The foregoing description of the invention has been presented for purposes of illustration and description. It is not intended to be exhaustive or to limit the invention to the precise form disclosed, and obviously, many modifications and variations are possible. Such modifications and variations that may be apparent to a person skilled in the art are intended to be included within the scope of this invention as defined by the accompanying claims.

Claims
  • 1. A system for dynamically implementing a chain of Web services from a client on the World Wide Web to execute a workflow, comprising: a database for storing a list of available Web services, wherein each listed Web service includes a description of a task performed by the Web service, and an input and output signature of the Web service; and a selecting system for forming the chain of Web services by selecting a Web service for each of a plurality of tasks in the workflow, wherein the selecting system matches input and output signatures to ensure that each selected Web service is compatible with adjacent Web services in the chain of Web services.
  • 2. The system of claim 1, wherein the workflow comprises a microarray analysis workflow.
  • 3. The system of claim 1, further comprising a workflow generator for creating the workflow.
  • 4. The system of claim 1, wherein the list of available Web services resides locally with the client.
  • 5. The system of claim 1, further comprising a system for collecting and storing available Web services data.
  • 6. The system of claim 1, further comprising a system for inputting sequence data into the workflow execution.
  • 7. The system of claim 1, wherein the workflow includes a specified input and output format.

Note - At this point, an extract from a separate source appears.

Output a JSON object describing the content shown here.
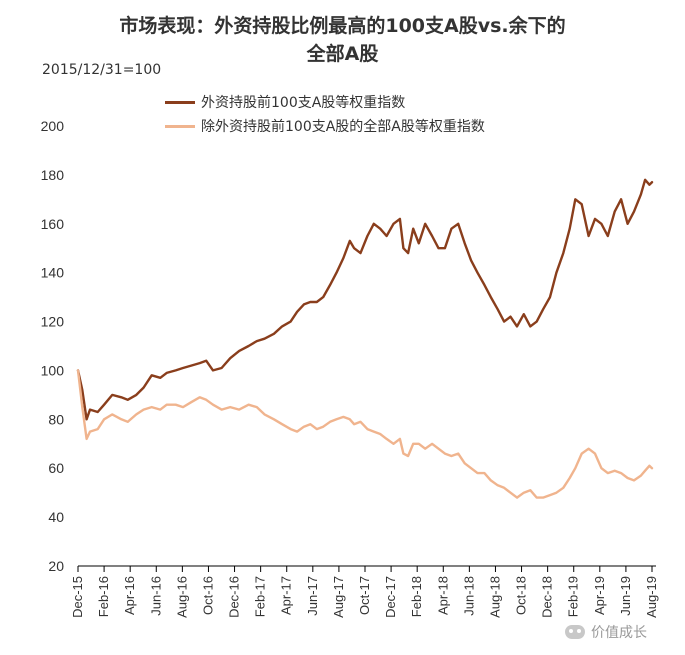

  • 8. A program product, stored on a recordable medium for executing a workflow by dynamically implementing Web services from a client on the World Wide Web, comprising: means for storing a list of available Web services, wherein each listed Web service includes a description of a task performed by the Web service, and an input and output signature of the Web service; and means for forming a chain of Web services by selecting a Web service for each of a plurality of tasks in the workflow, wherein the forming means matches input and output signatures to ensure that each selected Web service is compatible with adjacent Web services in the chain of Web services.

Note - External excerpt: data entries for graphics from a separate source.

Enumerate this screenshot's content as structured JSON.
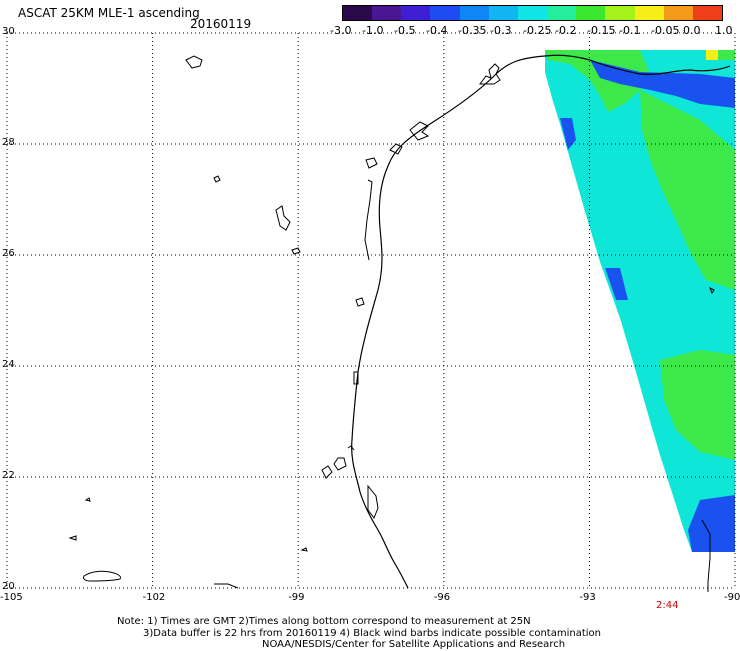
{
  "header": {
    "title": "ASCAT 25KM MLE-1 ascending",
    "date": "20160119"
  },
  "colorbar": {
    "labels": [
      "-3.0",
      "-1.0",
      "-0.5",
      "-0.4",
      "-0.35",
      "-0.3",
      "-0.25",
      "-0.2",
      "-0.15",
      "-0.1",
      "-0.05",
      "0.0",
      "1.0"
    ],
    "colors": [
      "#2a0a4a",
      "#4b1694",
      "#3f1fd3",
      "#1f4cf2",
      "#0f86f6",
      "#11b6f2",
      "#10e6e6",
      "#22ee9b",
      "#3ce82f",
      "#a5f21a",
      "#f5ef17",
      "#f59a1b",
      "#ef3f18"
    ]
  },
  "axes": {
    "lat_labels": [
      "30",
      "28",
      "26",
      "24",
      "22",
      "20"
    ],
    "lon_labels": [
      "-105",
      "-102",
      "-99",
      "-96",
      "-93",
      "-90"
    ],
    "lat_values": [
      30,
      28,
      26,
      24,
      22,
      20
    ],
    "lon_values": [
      -105,
      -102,
      -99,
      -96,
      -93,
      -90
    ]
  },
  "time_label": "2:44",
  "note": {
    "line1": "Note: 1) Times are GMT 2)Times along bottom correspond to measurement at 25N",
    "line2": "3)Data buffer is 22 hrs from 20160119 4) Black wind barbs indicate possible contamination",
    "line3": "NOAA/NESDIS/Center for Satellite Applications and Research"
  },
  "map_colors": {
    "swath_cyan": "#10e6d8",
    "swath_green": "#3ce84a",
    "swath_blue": "#1a52f0",
    "swath_aqua": "#12e6b0"
  }
}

  • 9. The program product of claim 8, wherein the workflow comprises a microarray analysis workflow.
  • 10. The program product of claim 8, wherein the workflow comprises a bioinformatics workflow.

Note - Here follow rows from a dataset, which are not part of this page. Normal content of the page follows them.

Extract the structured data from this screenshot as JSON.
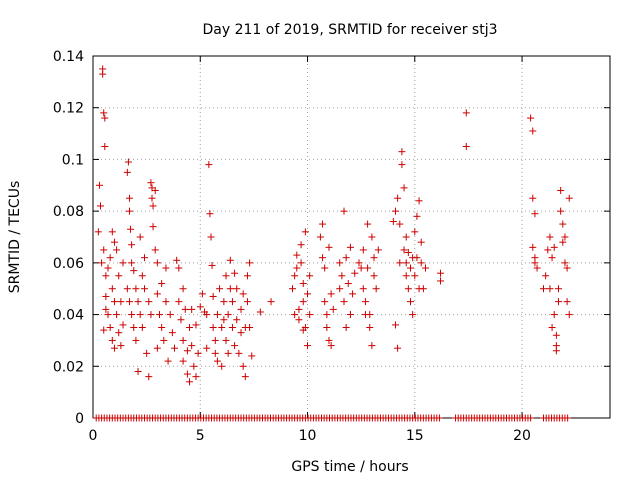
{
  "chart_data": {
    "type": "scatter",
    "title": "Day 211 of 2019, SRMTID for receiver stj3",
    "xlabel": "GPS time / hours",
    "ylabel": "SRMTID / TECUs",
    "xlim": [
      0,
      24.1
    ],
    "ylim": [
      0,
      0.14
    ],
    "x_ticks": [
      0,
      5,
      10,
      15,
      20
    ],
    "y_ticks": [
      0,
      0.02,
      0.04,
      0.06,
      0.08,
      0.1,
      0.12,
      0.14
    ],
    "x_tick_labels": [
      "0",
      "5",
      "10",
      "15",
      "20"
    ],
    "y_tick_labels": [
      "0",
      "0.02",
      "0.04",
      "0.06",
      "0.08",
      "0.1",
      "0.12",
      "0.14"
    ],
    "grid": true,
    "marker": "plus",
    "color": "#cc0000",
    "series": [
      {
        "name": "SRMTID",
        "points": [
          [
            0.25,
            0.072
          ],
          [
            0.3,
            0.09
          ],
          [
            0.35,
            0.082
          ],
          [
            0.45,
            0.133
          ],
          [
            0.45,
            0.135
          ],
          [
            0.5,
            0.118
          ],
          [
            0.55,
            0.116
          ],
          [
            0.55,
            0.105
          ],
          [
            0.4,
            0.06
          ],
          [
            0.5,
            0.065
          ],
          [
            0.6,
            0.055
          ],
          [
            0.6,
            0.047
          ],
          [
            0.7,
            0.058
          ],
          [
            0.7,
            0.04
          ],
          [
            0.8,
            0.062
          ],
          [
            0.8,
            0.035
          ],
          [
            0.9,
            0.05
          ],
          [
            0.9,
            0.03
          ],
          [
            1.0,
            0.045
          ],
          [
            1.0,
            0.027
          ],
          [
            1.1,
            0.04
          ],
          [
            1.1,
            0.065
          ],
          [
            1.2,
            0.033
          ],
          [
            1.2,
            0.055
          ],
          [
            1.3,
            0.045
          ],
          [
            1.3,
            0.028
          ],
          [
            0.5,
            0.034
          ],
          [
            0.6,
            0.042
          ],
          [
            0.9,
            0.072
          ],
          [
            1.0,
            0.068
          ],
          [
            1.4,
            0.036
          ],
          [
            1.4,
            0.06
          ],
          [
            1.6,
            0.095
          ],
          [
            1.65,
            0.099
          ],
          [
            1.7,
            0.085
          ],
          [
            1.7,
            0.08
          ],
          [
            1.75,
            0.073
          ],
          [
            1.8,
            0.067
          ],
          [
            1.8,
            0.06
          ],
          [
            1.9,
            0.057
          ],
          [
            1.6,
            0.05
          ],
          [
            1.7,
            0.045
          ],
          [
            1.8,
            0.04
          ],
          [
            1.9,
            0.035
          ],
          [
            2.0,
            0.05
          ],
          [
            2.0,
            0.03
          ],
          [
            2.1,
            0.045
          ],
          [
            2.1,
            0.018
          ],
          [
            2.2,
            0.04
          ],
          [
            2.3,
            0.055
          ],
          [
            2.3,
            0.035
          ],
          [
            2.4,
            0.05
          ],
          [
            2.5,
            0.025
          ],
          [
            2.6,
            0.045
          ],
          [
            2.6,
            0.016
          ],
          [
            2.7,
            0.04
          ],
          [
            2.7,
            0.091
          ],
          [
            2.75,
            0.089
          ],
          [
            2.75,
            0.085
          ],
          [
            2.8,
            0.082
          ],
          [
            2.9,
            0.088
          ],
          [
            2.8,
            0.074
          ],
          [
            2.9,
            0.065
          ],
          [
            3.0,
            0.06
          ],
          [
            3.0,
            0.048
          ],
          [
            3.1,
            0.04
          ],
          [
            3.2,
            0.035
          ],
          [
            3.2,
            0.052
          ],
          [
            3.3,
            0.03
          ],
          [
            3.4,
            0.045
          ],
          [
            3.5,
            0.022
          ],
          [
            3.6,
            0.04
          ],
          [
            3.7,
            0.033
          ],
          [
            3.8,
            0.027
          ],
          [
            3.9,
            0.061
          ],
          [
            4.0,
            0.058
          ],
          [
            4.0,
            0.045
          ],
          [
            4.1,
            0.038
          ],
          [
            4.2,
            0.05
          ],
          [
            4.2,
            0.03
          ],
          [
            4.3,
            0.042
          ],
          [
            4.4,
            0.026
          ],
          [
            4.4,
            0.017
          ],
          [
            4.5,
            0.035
          ],
          [
            4.5,
            0.014
          ],
          [
            4.6,
            0.028
          ],
          [
            4.7,
            0.02
          ],
          [
            4.8,
            0.036
          ],
          [
            4.8,
            0.016
          ],
          [
            4.9,
            0.025
          ],
          [
            4.6,
            0.042
          ],
          [
            4.2,
            0.022
          ],
          [
            3.4,
            0.058
          ],
          [
            3.0,
            0.027
          ],
          [
            2.4,
            0.062
          ],
          [
            2.2,
            0.07
          ],
          [
            5.0,
            0.043
          ],
          [
            5.1,
            0.048
          ],
          [
            5.2,
            0.041
          ],
          [
            5.3,
            0.04
          ],
          [
            5.4,
            0.098
          ],
          [
            5.45,
            0.079
          ],
          [
            5.5,
            0.07
          ],
          [
            5.55,
            0.059
          ],
          [
            5.3,
            0.027
          ],
          [
            5.6,
            0.035
          ],
          [
            5.6,
            0.047
          ],
          [
            5.7,
            0.03
          ],
          [
            5.7,
            0.025
          ],
          [
            5.8,
            0.04
          ],
          [
            5.8,
            0.022
          ],
          [
            5.9,
            0.05
          ],
          [
            6.0,
            0.035
          ],
          [
            6.0,
            0.02
          ],
          [
            6.1,
            0.045
          ],
          [
            6.2,
            0.03
          ],
          [
            6.2,
            0.055
          ],
          [
            6.3,
            0.04
          ],
          [
            6.3,
            0.025
          ],
          [
            6.4,
            0.05
          ],
          [
            6.4,
            0.061
          ],
          [
            6.5,
            0.035
          ],
          [
            6.5,
            0.045
          ],
          [
            6.6,
            0.028
          ],
          [
            6.7,
            0.038
          ],
          [
            6.7,
            0.05
          ],
          [
            6.8,
            0.025
          ],
          [
            6.9,
            0.042
          ],
          [
            6.9,
            0.033
          ],
          [
            7.0,
            0.02
          ],
          [
            7.0,
            0.048
          ],
          [
            7.1,
            0.035
          ],
          [
            7.1,
            0.016
          ],
          [
            7.2,
            0.045
          ],
          [
            7.2,
            0.055
          ],
          [
            7.3,
            0.035
          ],
          [
            7.3,
            0.06
          ],
          [
            7.4,
            0.024
          ],
          [
            6.1,
            0.038
          ],
          [
            6.6,
            0.056
          ],
          [
            7.8,
            0.041
          ],
          [
            8.3,
            0.045
          ],
          [
            9.3,
            0.05
          ],
          [
            9.4,
            0.055
          ],
          [
            9.5,
            0.058
          ],
          [
            9.5,
            0.063
          ],
          [
            9.6,
            0.042
          ],
          [
            9.7,
            0.067
          ],
          [
            9.7,
            0.06
          ],
          [
            9.8,
            0.052
          ],
          [
            9.8,
            0.045
          ],
          [
            9.9,
            0.072
          ],
          [
            9.9,
            0.035
          ],
          [
            10.0,
            0.048
          ],
          [
            10.0,
            0.028
          ],
          [
            10.1,
            0.04
          ],
          [
            10.1,
            0.055
          ],
          [
            9.4,
            0.04
          ],
          [
            9.6,
            0.038
          ],
          [
            9.8,
            0.034
          ],
          [
            10.6,
            0.07
          ],
          [
            10.7,
            0.075
          ],
          [
            10.7,
            0.062
          ],
          [
            10.8,
            0.058
          ],
          [
            10.8,
            0.045
          ],
          [
            10.9,
            0.04
          ],
          [
            10.9,
            0.035
          ],
          [
            11.0,
            0.03
          ],
          [
            11.0,
            0.066
          ],
          [
            11.1,
            0.048
          ],
          [
            11.1,
            0.028
          ],
          [
            11.2,
            0.042
          ],
          [
            11.5,
            0.06
          ],
          [
            11.5,
            0.05
          ],
          [
            11.6,
            0.055
          ],
          [
            11.7,
            0.08
          ],
          [
            11.7,
            0.045
          ],
          [
            11.8,
            0.062
          ],
          [
            11.8,
            0.035
          ],
          [
            11.9,
            0.052
          ],
          [
            12.0,
            0.066
          ],
          [
            12.0,
            0.04
          ],
          [
            12.1,
            0.048
          ],
          [
            12.2,
            0.056
          ],
          [
            12.4,
            0.06
          ],
          [
            12.6,
            0.065
          ],
          [
            12.6,
            0.05
          ],
          [
            12.7,
            0.045
          ],
          [
            12.8,
            0.058
          ],
          [
            12.8,
            0.075
          ],
          [
            12.9,
            0.04
          ],
          [
            12.9,
            0.035
          ],
          [
            13.0,
            0.07
          ],
          [
            13.0,
            0.028
          ],
          [
            13.1,
            0.062
          ],
          [
            13.1,
            0.055
          ],
          [
            13.2,
            0.05
          ],
          [
            13.3,
            0.065
          ],
          [
            12.7,
            0.04
          ],
          [
            12.5,
            0.058
          ],
          [
            14.0,
            0.076
          ],
          [
            14.1,
            0.08
          ],
          [
            14.1,
            0.036
          ],
          [
            14.2,
            0.027
          ],
          [
            14.2,
            0.085
          ],
          [
            14.3,
            0.075
          ],
          [
            14.4,
            0.103
          ],
          [
            14.4,
            0.098
          ],
          [
            14.5,
            0.089
          ],
          [
            14.5,
            0.065
          ],
          [
            14.6,
            0.06
          ],
          [
            14.6,
            0.055
          ],
          [
            14.7,
            0.05
          ],
          [
            14.7,
            0.064
          ],
          [
            14.8,
            0.058
          ],
          [
            14.8,
            0.045
          ],
          [
            14.9,
            0.062
          ],
          [
            14.9,
            0.04
          ],
          [
            15.0,
            0.072
          ],
          [
            15.0,
            0.055
          ],
          [
            15.1,
            0.078
          ],
          [
            15.1,
            0.062
          ],
          [
            15.2,
            0.084
          ],
          [
            15.2,
            0.05
          ],
          [
            15.3,
            0.068
          ],
          [
            15.3,
            0.06
          ],
          [
            15.4,
            0.05
          ],
          [
            15.5,
            0.058
          ],
          [
            16.2,
            0.056
          ],
          [
            16.2,
            0.053
          ],
          [
            14.3,
            0.06
          ],
          [
            14.6,
            0.07
          ],
          [
            17.4,
            0.118
          ],
          [
            17.4,
            0.105
          ],
          [
            20.4,
            0.116
          ],
          [
            20.5,
            0.111
          ],
          [
            20.5,
            0.085
          ],
          [
            20.6,
            0.079
          ],
          [
            20.5,
            0.066
          ],
          [
            20.6,
            0.062
          ],
          [
            20.6,
            0.06
          ],
          [
            20.7,
            0.058
          ],
          [
            21.0,
            0.05
          ],
          [
            21.1,
            0.055
          ],
          [
            21.2,
            0.065
          ],
          [
            21.3,
            0.07
          ],
          [
            21.4,
            0.062
          ],
          [
            21.5,
            0.066
          ],
          [
            21.5,
            0.04
          ],
          [
            21.6,
            0.032
          ],
          [
            21.6,
            0.028
          ],
          [
            21.6,
            0.026
          ],
          [
            21.7,
            0.05
          ],
          [
            21.7,
            0.045
          ],
          [
            21.8,
            0.088
          ],
          [
            21.8,
            0.08
          ],
          [
            21.9,
            0.075
          ],
          [
            21.9,
            0.068
          ],
          [
            22.0,
            0.07
          ],
          [
            22.0,
            0.06
          ],
          [
            22.1,
            0.058
          ],
          [
            22.1,
            0.045
          ],
          [
            22.2,
            0.04
          ],
          [
            22.2,
            0.085
          ],
          [
            21.3,
            0.05
          ],
          [
            21.4,
            0.035
          ]
        ],
        "zero_baseline_ranges": [
          [
            0.15,
            16.2
          ],
          [
            16.9,
            20.5
          ],
          [
            21.0,
            22.2
          ]
        ]
      }
    ]
  }
}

  • 11. The program product of claim 8, further comprising means for creating the workflow.
  • 12. The program product of claim 8, wherein the storage means resides locally with the client.
  • 13. The program product of claim 12, further comprising means for collecting and storing available Web services data in said storage means.
  • 14. The program product of claim 8, further comprising a system for inputting sequence data into the workflow execution.
  • 15. The program product of claim 8, wherein the workflow includes a specified input and output format.
  • 16. A method for executing a bioinformatics workflow from a client on the World Wide Web, comprising: providing a workflow having a plurality of tasks; providing a list of known bioinformatics Web services, wherein each listed Web service includes a description of a task performed by the Web service, and an input and output signature of the Web service; selecting a Web service from the list of known bioinformatics Web services for each task in the bioinformatics workflow to form a chain of Web services, wherein the selecting step matches input and output signatures to ensure that each selected Web service is compatible with adjacent Web services in the chain of Web services; and calling each selected Web service in the chain to execute the bioinformatics workflow.
  • 17. The method of claim 16, wherein the bioinformatics workflow comprises a microarray analysis.
  • 18. The method of claim 16, wherein the list of known bioinformatics Web services resides locally to the client.
  • 19. The method of claim 16, wherein the workflow includes a specified input and output format.
  • 20. The method of claim 19, wherein the step of calling each selected Web service includes the step of providing a set bioinformatics data to a first Web service in the chain in the specified input format.